- Theatrical release poster
- Directed by: Boris Ingster
- Screenplay by: Boris Ingster Leo Townsend
- Story by: Bert C. Brown; Milton M. Raison;
- Produced by: Frank King; Maurice King;
- Starring: Don DeFore; Andrea King; George Tobias;
- Narrated by: Gerald Mohr
- Cinematography: Russell Harlan
- Edited by: Christian Nyby
- Music by: Paul Sawtell
- Production company: King Brothers Productions
- Distributed by: Allied Artists Pictures
- Release date: November 12, 1950 (United States);
- Running time: 73 minutes
- Country: United States
- Language: English

= Southside 1-1000 =

1950 film by Boris Ingster

Southside 1-1000 is a 1950 semidocumentary-style film noir directed by Boris Ingster featuring Don DeFore, Andrea King, George Tobias and Gerald Mohr as the off-screen narrator. Based on a true story, it is about a Secret Service agent (DeFore) who goes undercover and moves into a hotel run by a beautiful female manager (King), so that he can investigate a counterfeiting ring. The agent is up against hardened felons such as the gang member played by Tobias, an unusual example of casting against type for the typically comic actor. It is one of Ingster's two films noir, the other being Stranger on the Third Floor (1940), an early picture in the genre.

==Plot==
The US Secret Service searches for a gang of counterfeiters, whose brilliant engraver Eugene Deane (Morris Ankrum) has secretly made his plates while doing life in San Quentin. A priest was tricked into serving as a mule smuggling them out. A narrator explains the crucial role of paper currency in underpinning trade in the economy, and how the US Treasury Department ensures it is safeguarded by tracking down counterfeiters.

When phony $10 bills start showing up at casinos and racetracks across the country the Treasury realizes that the bills are Deane's work. Surveillance is set up, which leads to a travelling salesman who has been distributing them across the country. However, before he can be captured and interrogated a ruthless gang member (George Tobias) throws him out a window to his death.

The Secret Service then puts undercover agent John Riggs (Don DeFore) on the case. He poses as a thief interested in buying and selling counterfeit bills. Clues leads him to a Los Angeles hotel where the salesman lived. Riggs moves in, and is recruited by gang members. He also meets the beautiful hotel manager, Nora Craig (Andrea King).

While Riggs is romantically attracted to Craig, he also realizes that she may be connected to the gang. He learns she is not only the gang boss but Deane's daughter. Riggs' cover is blown and he is threatened with death. Federal agents and police descend on the gang's hideout, which catches fire.

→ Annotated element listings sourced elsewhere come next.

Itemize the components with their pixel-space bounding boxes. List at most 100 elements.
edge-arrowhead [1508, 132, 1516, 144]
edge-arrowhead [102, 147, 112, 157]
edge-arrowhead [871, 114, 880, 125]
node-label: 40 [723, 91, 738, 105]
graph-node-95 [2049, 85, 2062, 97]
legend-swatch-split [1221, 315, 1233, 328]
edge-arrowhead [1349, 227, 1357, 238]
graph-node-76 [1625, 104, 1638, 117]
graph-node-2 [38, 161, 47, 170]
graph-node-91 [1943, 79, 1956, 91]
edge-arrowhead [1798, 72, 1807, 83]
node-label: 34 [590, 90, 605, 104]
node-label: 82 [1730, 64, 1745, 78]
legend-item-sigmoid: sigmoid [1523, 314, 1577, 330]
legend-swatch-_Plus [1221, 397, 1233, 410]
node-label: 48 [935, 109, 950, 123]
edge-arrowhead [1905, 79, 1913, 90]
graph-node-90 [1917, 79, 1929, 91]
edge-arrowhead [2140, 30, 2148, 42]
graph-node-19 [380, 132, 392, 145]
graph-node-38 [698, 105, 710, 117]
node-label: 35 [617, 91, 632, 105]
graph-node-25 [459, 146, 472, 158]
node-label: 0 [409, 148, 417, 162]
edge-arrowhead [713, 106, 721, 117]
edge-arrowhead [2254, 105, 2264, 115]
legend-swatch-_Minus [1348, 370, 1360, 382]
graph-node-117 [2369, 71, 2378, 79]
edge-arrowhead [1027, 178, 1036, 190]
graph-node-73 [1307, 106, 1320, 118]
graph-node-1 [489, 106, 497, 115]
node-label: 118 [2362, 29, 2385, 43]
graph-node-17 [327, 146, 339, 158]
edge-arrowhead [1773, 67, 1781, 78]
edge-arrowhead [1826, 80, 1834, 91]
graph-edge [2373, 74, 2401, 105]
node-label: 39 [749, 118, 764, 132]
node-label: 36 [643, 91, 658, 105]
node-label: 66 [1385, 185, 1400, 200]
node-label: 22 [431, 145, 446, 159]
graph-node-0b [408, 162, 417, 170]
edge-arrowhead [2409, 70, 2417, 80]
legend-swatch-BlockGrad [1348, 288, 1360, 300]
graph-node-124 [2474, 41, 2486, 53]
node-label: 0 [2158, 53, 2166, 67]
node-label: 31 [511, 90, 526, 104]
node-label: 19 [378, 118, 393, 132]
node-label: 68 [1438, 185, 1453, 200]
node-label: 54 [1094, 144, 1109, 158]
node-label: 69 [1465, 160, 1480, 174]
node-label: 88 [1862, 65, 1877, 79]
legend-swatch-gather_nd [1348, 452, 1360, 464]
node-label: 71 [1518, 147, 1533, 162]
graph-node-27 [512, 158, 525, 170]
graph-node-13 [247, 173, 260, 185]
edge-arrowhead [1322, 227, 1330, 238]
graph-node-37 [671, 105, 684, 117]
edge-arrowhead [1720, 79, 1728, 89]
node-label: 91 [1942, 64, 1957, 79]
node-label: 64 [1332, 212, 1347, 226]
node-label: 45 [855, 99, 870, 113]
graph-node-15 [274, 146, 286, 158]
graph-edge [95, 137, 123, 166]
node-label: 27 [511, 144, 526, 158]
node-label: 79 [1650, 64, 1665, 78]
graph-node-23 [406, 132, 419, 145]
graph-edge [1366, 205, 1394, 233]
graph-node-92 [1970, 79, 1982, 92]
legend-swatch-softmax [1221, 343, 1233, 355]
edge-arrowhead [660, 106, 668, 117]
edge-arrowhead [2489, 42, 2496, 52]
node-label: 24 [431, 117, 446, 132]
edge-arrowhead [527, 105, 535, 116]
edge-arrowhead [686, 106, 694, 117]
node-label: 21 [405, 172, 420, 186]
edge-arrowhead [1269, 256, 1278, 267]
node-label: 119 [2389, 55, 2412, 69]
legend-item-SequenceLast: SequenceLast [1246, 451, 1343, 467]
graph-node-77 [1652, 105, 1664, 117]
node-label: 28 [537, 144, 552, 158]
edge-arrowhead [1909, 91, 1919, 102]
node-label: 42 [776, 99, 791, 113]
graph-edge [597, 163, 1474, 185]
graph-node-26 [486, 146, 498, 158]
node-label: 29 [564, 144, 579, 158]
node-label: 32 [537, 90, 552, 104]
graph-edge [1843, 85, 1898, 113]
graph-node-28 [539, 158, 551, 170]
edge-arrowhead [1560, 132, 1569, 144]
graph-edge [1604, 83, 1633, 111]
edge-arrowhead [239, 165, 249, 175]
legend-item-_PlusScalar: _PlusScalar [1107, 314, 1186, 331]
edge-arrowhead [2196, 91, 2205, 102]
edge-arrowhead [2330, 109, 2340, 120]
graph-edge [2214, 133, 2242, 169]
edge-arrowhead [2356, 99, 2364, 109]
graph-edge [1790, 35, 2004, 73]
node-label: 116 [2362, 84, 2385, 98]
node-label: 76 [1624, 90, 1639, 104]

A pitched gun battle erupts amidst cable car rail trestles and bridges, with Craig plunging to her death.

==Cast==
- Don DeFore as John Riggs/Nick Starnes
- Andrea King as Nora Craig
- George Tobias as Reggie
- Barry Kelley as Bill Evans
- Morris Ankrum as Eugene Deane
- Robert Osterloh as Albert
- Charles Cane as Harris
- Kippee Valez as Singer
- Joe Turkel as Frankie
- John Harmon as Nimble Willie
- G. Pat Collins as Hugh B. Pringle – Treasury Agent
- Douglas Spencer as Prison Chaplain
- Joan Miller as Mrs. Clara Evans
- William Forrest as Prison Warden

==Production==
A scene towards the end was filmed aboard Los Angeles' famed "Angels Flight", a narrow gauge funicular railway in the Bunker Hill district of Downtown.

It was the last in a series of movies King Brothers Productions made for Allied Artists.

==Reception==
A November 1950 review in The New York Times commented: "In the cinema's library of routine gangster fiction, Southside 1-1000 merits a comfortable middle-class rating being neither especially exciting nor particularly dull".

Film critic Craig Butler of Allmovie wrote, "Southside 1-1000 is a good pseudo-noir film told in pseudodocumentary fashion, but it also must register as a bit of a disappointment. It's functional and all the parts fit together smoothly, making it run like a fairly well-oiled machine -- but it lacks real spark. Given director Boris Ingster's impressive work on the seminal Stranger on the Third Floor, one expects something a bit more unusual or off the beaten path – or at least distinctive. Instead, Southside looks like it could have been the work of any competent director". In 2012 Michael Barrett of PopMatters rated it 4/10 stars and called it "an unnecessary and forgettable entry in the genre".